Les experts ont donc adopté les critères de positivité de l'essai NELSON. Dans l'essai NELSON, un nouveau scanner est réalisé trois mois après le premier pour confirmer ou infirmer la positivité du test. Avec ce truchement, le taux de nodules positifs passe à 2 % avec un taux de faux positifs de deux tiers.

En pratique, un nodule inférieur à 4 mm est négatif. Un nodule supérieur à 10 mm est positif et nécessite une investigation immédiate. Et, entre 5 et 10 mm, ce qui est la situation la plus fréquente, le statut est « dit » indéterminé. La plupart du temps, il s'agit des séquelles d'une infection, d'infection tuberculeuse, d'une tumeur bénigne, d'un artéfact… « Le risque de faux positifs est très important sur ces nodules », explique le pneumologue.
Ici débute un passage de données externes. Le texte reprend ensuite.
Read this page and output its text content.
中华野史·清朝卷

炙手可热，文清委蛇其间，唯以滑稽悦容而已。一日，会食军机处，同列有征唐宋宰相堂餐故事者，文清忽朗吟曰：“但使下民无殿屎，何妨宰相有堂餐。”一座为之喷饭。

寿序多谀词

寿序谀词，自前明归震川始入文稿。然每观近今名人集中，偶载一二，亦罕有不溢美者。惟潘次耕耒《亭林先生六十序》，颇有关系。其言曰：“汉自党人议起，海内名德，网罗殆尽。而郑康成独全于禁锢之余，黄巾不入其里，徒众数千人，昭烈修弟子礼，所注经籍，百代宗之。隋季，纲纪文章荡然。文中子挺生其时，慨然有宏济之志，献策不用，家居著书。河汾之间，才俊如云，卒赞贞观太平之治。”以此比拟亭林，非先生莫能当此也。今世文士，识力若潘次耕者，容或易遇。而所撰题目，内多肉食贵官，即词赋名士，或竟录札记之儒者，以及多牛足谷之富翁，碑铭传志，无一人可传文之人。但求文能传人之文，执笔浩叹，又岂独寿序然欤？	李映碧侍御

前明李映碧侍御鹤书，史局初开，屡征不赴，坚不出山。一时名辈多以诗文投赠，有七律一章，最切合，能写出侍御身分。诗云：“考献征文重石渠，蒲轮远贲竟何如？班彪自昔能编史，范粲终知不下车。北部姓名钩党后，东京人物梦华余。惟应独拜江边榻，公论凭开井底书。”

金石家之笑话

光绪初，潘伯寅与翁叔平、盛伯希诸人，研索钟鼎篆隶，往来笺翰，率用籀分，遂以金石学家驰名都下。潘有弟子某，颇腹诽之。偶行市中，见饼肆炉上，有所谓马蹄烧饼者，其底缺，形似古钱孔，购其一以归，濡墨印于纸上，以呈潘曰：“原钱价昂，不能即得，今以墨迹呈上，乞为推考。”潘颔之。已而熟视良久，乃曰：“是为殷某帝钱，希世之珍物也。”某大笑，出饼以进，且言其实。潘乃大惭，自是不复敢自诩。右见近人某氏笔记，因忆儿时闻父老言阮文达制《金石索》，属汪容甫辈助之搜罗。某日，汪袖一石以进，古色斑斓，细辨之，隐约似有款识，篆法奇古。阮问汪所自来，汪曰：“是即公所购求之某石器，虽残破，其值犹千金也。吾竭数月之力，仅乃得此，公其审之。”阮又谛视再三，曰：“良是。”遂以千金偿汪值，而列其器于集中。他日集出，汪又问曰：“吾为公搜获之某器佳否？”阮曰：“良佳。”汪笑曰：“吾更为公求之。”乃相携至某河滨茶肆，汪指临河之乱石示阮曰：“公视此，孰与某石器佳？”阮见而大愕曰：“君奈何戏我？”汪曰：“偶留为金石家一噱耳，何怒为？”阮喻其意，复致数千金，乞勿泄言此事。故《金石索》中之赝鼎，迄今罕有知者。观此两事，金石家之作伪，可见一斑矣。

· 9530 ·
Un nouveau scanner est donc réalisé trois mois plus tard pour suivre son évolution. En cas d'évolution rapide, il est investigué. Et à l'inverse, s'il ne grossit pas, il n'est pas nécessaire de pratiquer des examens inutiles alors que le patient reviendra dans un an pour un nouveau scanner.

Notons que tout nodule en verre dépoli, s'il persiste plus de trois mois, doit faire l'objet d'une consultation chez le pneumologue.

Les experts détaillent, dans leur rapport, la façon de procéder une fois le nodule positif découvert : la place de la fibroscopie, du PET-scan, de la ponction transpariétale, de la chirurgie.

Informer le patient des modalités et des risques du dépistage


Le malade doit être parfaitement informé des modalités : scanner annuel et arrêt du tabac ; des bénéfices : possibilité de détecter un cancer à un stade plus précoce et donc de pouvoir l'opérer. Mais aussi, des risques : possibilité de détecter un nodule qui n'est pas un cancer et qui le conduira peut être inutilement sur la table d'opération, avec de possibles conséquences importantes pour lui et pour sa santé.

Parmi les investigations réalisées lorsqu'un nodule douteux est détecté, le scanner est peu invasif, la fibroscopie bronchique a un taux de complications sévères proche d'1 %, la ponction transpariétale est responsable de pneumothorax dans 20% des cas, et enfin, la chirurgie thoracique est grevée d'une certaine morbidité.

« C'est sur ce point que les patients doivent être informés. Il y a possibilité d'aller jusqu'à l'intervention chirurgicale pour enlever le nodule et de s'apercevoir qu'il est bénin », insiste le Dr Couraud.

Condition n°1 : Arrêter de fumer !

Avant tout, il est essentiel de rappeler au patient qu'il faut arrêter de fumer. Et le pneumologue insiste sur ce point : « L'erreur d'interprétation qu'il faut absolument éviter, c'est que les patients pensent qu'ils peuvent continuer à fumer parce que le cancer va être dépisté. Il faut bien expliquer que le dépistage n'est validé de manière prospective par l'essai NLST qu'associé à une politique individuelle et collective de lutte contre le tabagisme.»


Les frais d'hôtellerie et de déplacement des membres du groupe de travail ont été pris en charge par les laboratoires Roche. Aucun autre lien d'intérêt n'a été rapporté par les auteurs.